AI Microscope Captures 'Family Portrait' of 15 Cell Structures
Eastern Institute of Technology, Ningbo's Assistant Professor Karl Zhanghao and collaborators integrate AI and 'optical fingerprinting' to achieve simultaneous dynamic observation of 15 subcellular structures in living cells for the first time, breaking through the channel number limit of traditional cell panoramic imaging. The related research results were recently published in Nature Communications.
AI Microscope Achieves Synchronous Dynamic Observation of 15 Subcellular Structures
If living cells are compared to a precisely operating micro-factory, various organelles within the cell are functional workshops with specific responsibilities, while microscopic imaging acts like a real-time monitoring system. Traditional multicolor imaging is limited by spectral interference and phototoxicity, making it difficult to simultaneously observe the collaborative processes of more than 6 types of organelles. Moreover, traditional multicolor imaging typically uses a time-sharing approach, so more imaging channels also face lower temporal resolution. This technical bottleneck where "high speed" and "multiple types" cannot be achieved simultaneously has long hindered research on the complete interaction network of organelle dynamics.
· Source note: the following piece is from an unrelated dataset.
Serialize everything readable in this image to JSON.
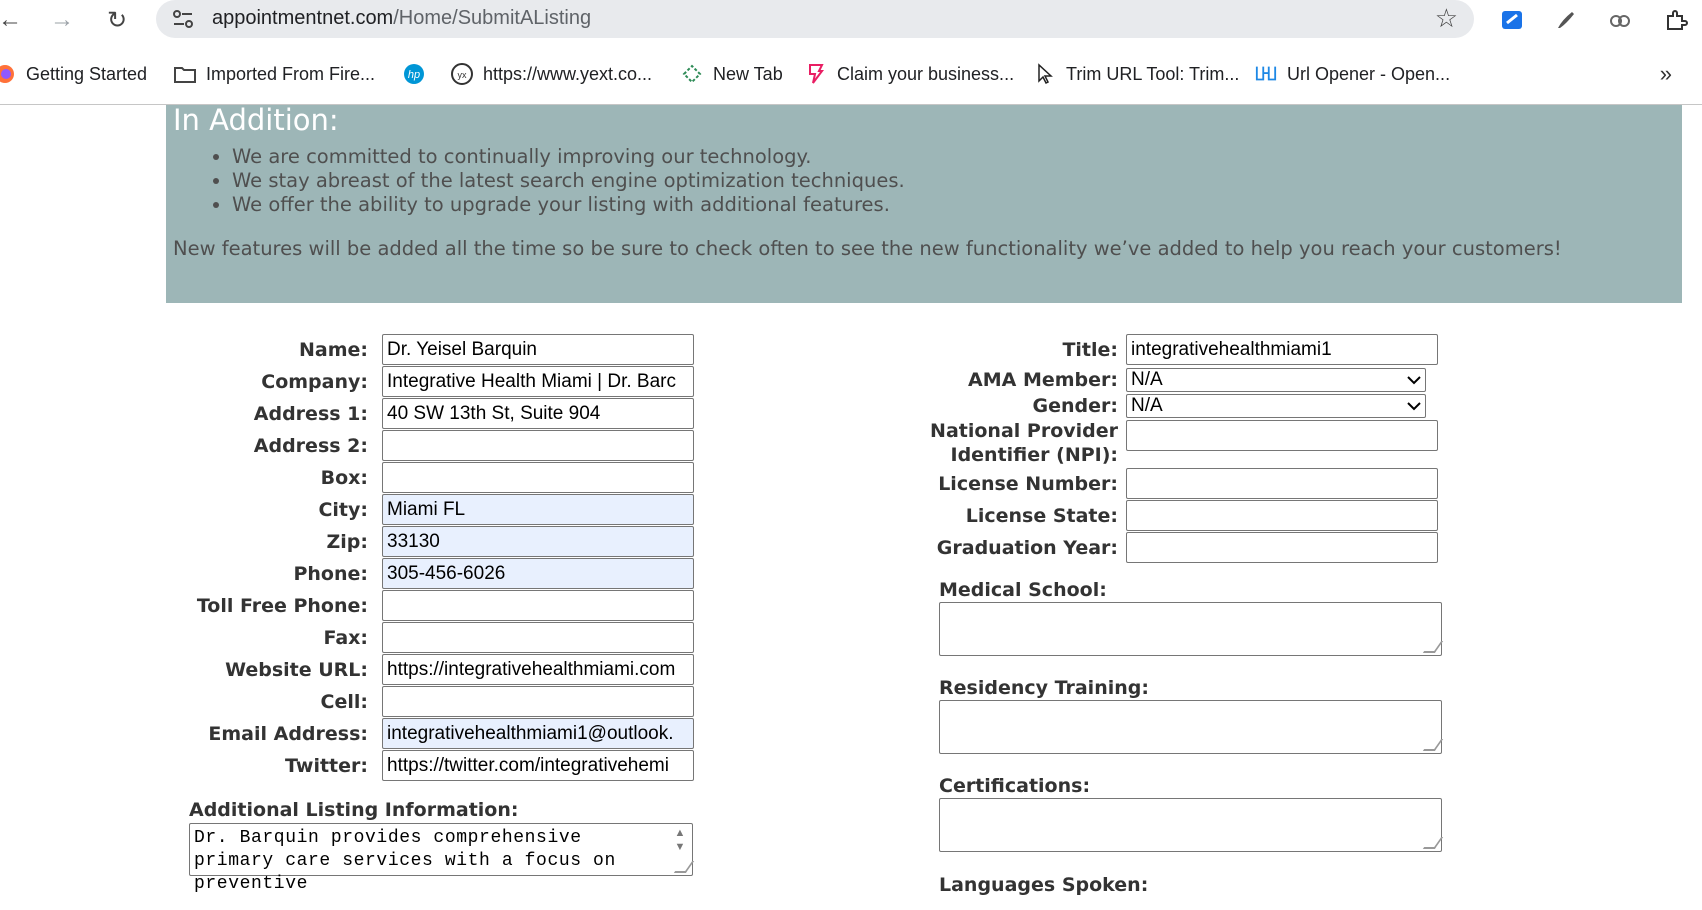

The research team used the lipophilic probe Nile Red to uniformly stain all membrane-structured organelles, capturing the unique spectral ratio "fingerprints" of different organelles with a spinning disk confocal microscope. They then constructed an Attention U-Net deep neural network, using super-resolution fluorescence images and spectral ratio images as dual input channels, combined with ground truth data from organelle-specific markers to train the model, ultimately establishing an AI system that can accurately segment 15 subcellular structures.
This method successfully achieved dynamic imaging of mitochondria, endoplasmic reticulum, lipid droplets, cell membrane, lysosomes, endosomes, Golgi apparatus, nuclear envelope, peroxisomes, cellular pseudopods, nuclear invaginations, as well as the nucleus, cytoplasm, and extracellular matrix, laying a technical foundation for mapping the complete organelle interaction atlas.